Vous souvenez-vous du jour où vous avez décidé d’être comédien ?
C’est un très long parcours. J’ai fait des études de lettres, j’ai aimé le théâtre, mais j’ai fait carrière ailleurs, dans la diplomatie. Un jour, je me suis fait un petit plaisir en m’achetant une ruine dans le Bourbonnais. J’ai mis la cour à disposition d’une troupe pour offrir une soirée de théâtre à ce coin de campagne qui n’en voit pas souvent. J’y ai pris goût, c’est devenu un petit festival local. Je viens depuis des années choisir les troupes à Avignon. L’an passé, on a monté une troupe et on s’est lancé dans cette pièce qui m’avait tant marqué pendant mes études. Il restait un rôle de garde, je l’ai pris !
Racontez-moi le jour où vous vous êtes dit : « Ça y est, j’y suis, je suis comédien ! »

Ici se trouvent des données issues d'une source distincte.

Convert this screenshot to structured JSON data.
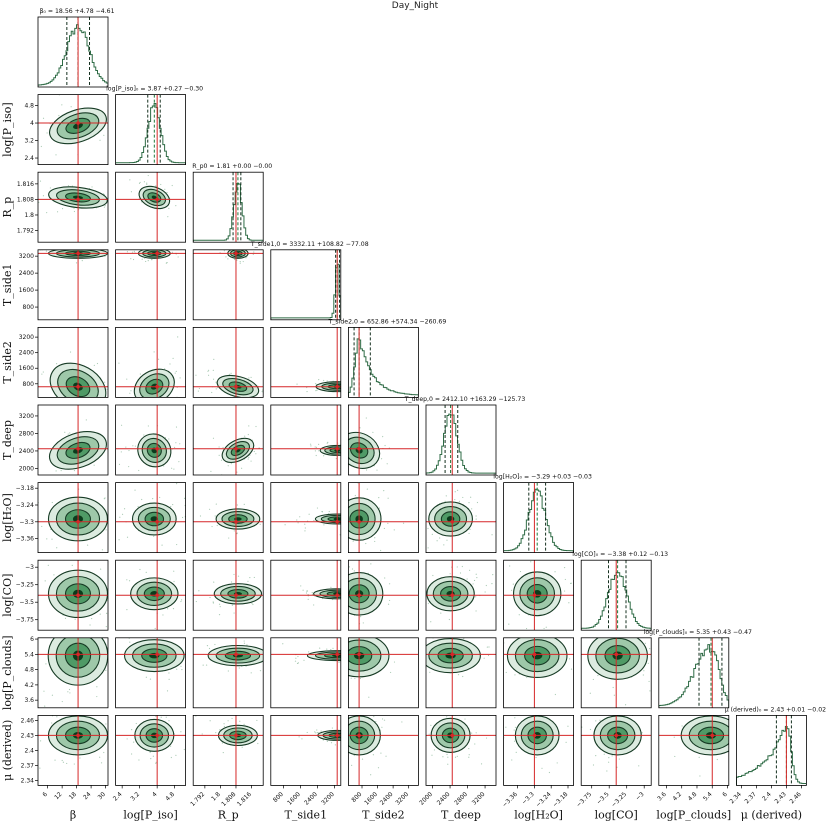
{
  "figure": {
    "title": "Day_Night",
    "colors": {
      "hist": "#2e6b45",
      "contour_fill_outer": "#dcebe0",
      "contour_fill_mid": "#9ec8a9",
      "contour_fill_inner": "#4f9a66",
      "contour_line": "#173b25",
      "core": "#0b3b1c",
      "truth": "#d62728",
      "scatter": "#5a9a6e"
    }
  },
  "chart_data": {
    "type": "corner",
    "params": [
      {
        "name": "β",
        "xlabel": "β",
        "ylabel": "",
        "title": "β₀ = 18.56 +4.78 −4.61",
        "range": [
          2,
          31
        ],
        "ticks": [
          6,
          12,
          18,
          24,
          30
        ],
        "median": 18.56,
        "q16": 13.95,
        "q84": 23.34,
        "truth": 18.6,
        "sigma": 4.7
      },
      {
        "name": "log[P_iso]",
        "xlabel": "log[P_iso]",
        "ylabel": "log[P_iso]",
        "title": "log[P_iso]₀ = 3.87 +0.27 −0.30",
        "range": [
          2.1,
          5.3
        ],
        "ticks": [
          2.4,
          3.2,
          4.0,
          4.8
        ],
        "median": 3.87,
        "q16": 3.57,
        "q84": 4.14,
        "truth": 4.0,
        "sigma": 0.28
      },
      {
        "name": "R_p",
        "xlabel": "R_p",
        "ylabel": "R_p",
        "title": "R_p0 = 1.81 +0.00 −0.00",
        "range": [
          1.786,
          1.822
        ],
        "ticks": [
          1.792,
          1.8,
          1.808,
          1.816
        ],
        "median": 1.809,
        "q16": 1.8065,
        "q84": 1.8105,
        "truth": 1.808,
        "sigma": 0.002
      },
      {
        "name": "T_side1",
        "xlabel": "T_side1",
        "ylabel": "T_side1",
        "title": "T_side1,0 = 3332.11 +108.82 −77.08",
        "range": [
          200,
          3500
        ],
        "ticks": [
          800,
          1600,
          2400,
          3200
        ],
        "median": 3332.11,
        "q16": 3255.03,
        "q84": 3440.93,
        "truth": 3330,
        "sigma": 90
      },
      {
        "name": "T_side2",
        "xlabel": "T_side2",
        "ylabel": "T_side2",
        "title": "T_side2,0 = 652.86 +574.34 −260.69",
        "range": [
          100,
          3700
        ],
        "ticks": [
          800,
          1600,
          2400,
          3200
        ],
        "median": 652.86,
        "q16": 392.17,
        "q84": 1227.2,
        "truth": 650,
        "sigma": 420
      },
      {
        "name": "T_deep",
        "xlabel": "T_deep",
        "ylabel": "T_deep",
        "title": "T_deep,0 = 2412.10 +163.29 −125.73",
        "range": [
          1850,
          3450
        ],
        "ticks": [
          2000,
          2400,
          2800,
          3200
        ],
        "median": 2412.1,
        "q16": 2286.37,
        "q84": 2575.39,
        "truth": 2450,
        "sigma": 150
      },
      {
        "name": "log[H2O]",
        "xlabel": "log[H₂O]",
        "ylabel": "log[H₂O]",
        "title": "log[H₂O]₀ = −3.29 +0.03 −0.03",
        "range": [
          -3.41,
          -3.16
        ],
        "ticks": [
          -3.36,
          -3.3,
          -3.24,
          -3.18
        ],
        "median": -3.29,
        "q16": -3.32,
        "q84": -3.26,
        "truth": -3.3,
        "sigma": 0.03
      },
      {
        "name": "log[CO]",
        "xlabel": "log[CO]",
        "ylabel": "log[CO]",
        "title": "log[CO]₀ = −3.38 +0.12 −0.13",
        "range": [
          -3.9,
          -2.9
        ],
        "ticks": [
          -3.75,
          -3.5,
          -3.25,
          -3.0
        ],
        "median": -3.38,
        "q16": -3.51,
        "q84": -3.26,
        "truth": -3.4,
        "sigma": 0.13
      },
      {
        "name": "log[P_clouds]",
        "xlabel": "log[P_clouds]",
        "ylabel": "log[P_clouds]",
        "title": "log[P_clouds]₀ = 5.35 +0.43 −0.47",
        "range": [
          3.3,
          6.05
        ],
        "ticks": [
          3.6,
          4.2,
          4.8,
          5.4,
          6.0
        ],
        "median": 5.35,
        "q16": 4.88,
        "q84": 5.78,
        "truth": 5.4,
        "sigma": 0.45
      },
      {
        "name": "μ (derived)",
        "xlabel": "μ (derived)",
        "ylabel": "μ (derived)",
        "title": "μ (derived)₀ = 2.43 +0.01 −0.02",
        "range": [
          2.33,
          2.47
        ],
        "ticks": [
          2.34,
          2.37,
          2.4,
          2.43,
          2.46
        ],
        "median": 2.43,
        "q16": 2.41,
        "q84": 2.44,
        "truth": 2.43,
        "sigma": 0.015
      }
    ]
  }
}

« Il y a un an et demi, un accident de la vie m’a fait prendre cette décision : me consacrer au théâtre ! »
Et tout ça, grâce à qui ?
« À ma mère, qui aurait pu être comédienne si son père avait écouté son professeur de théâtre. Comme dans le film de Louis Jouvet, l’Entrée des Artistes, elle était promise à la scène, mais à l’inverse du film, le professeur n’a pas eu le dernier mot. Elle m’a souvent amené voir des pièces. Alors aujourd’hui quand je suis sur scène, c’est à elle que je pense, systématiquement ! »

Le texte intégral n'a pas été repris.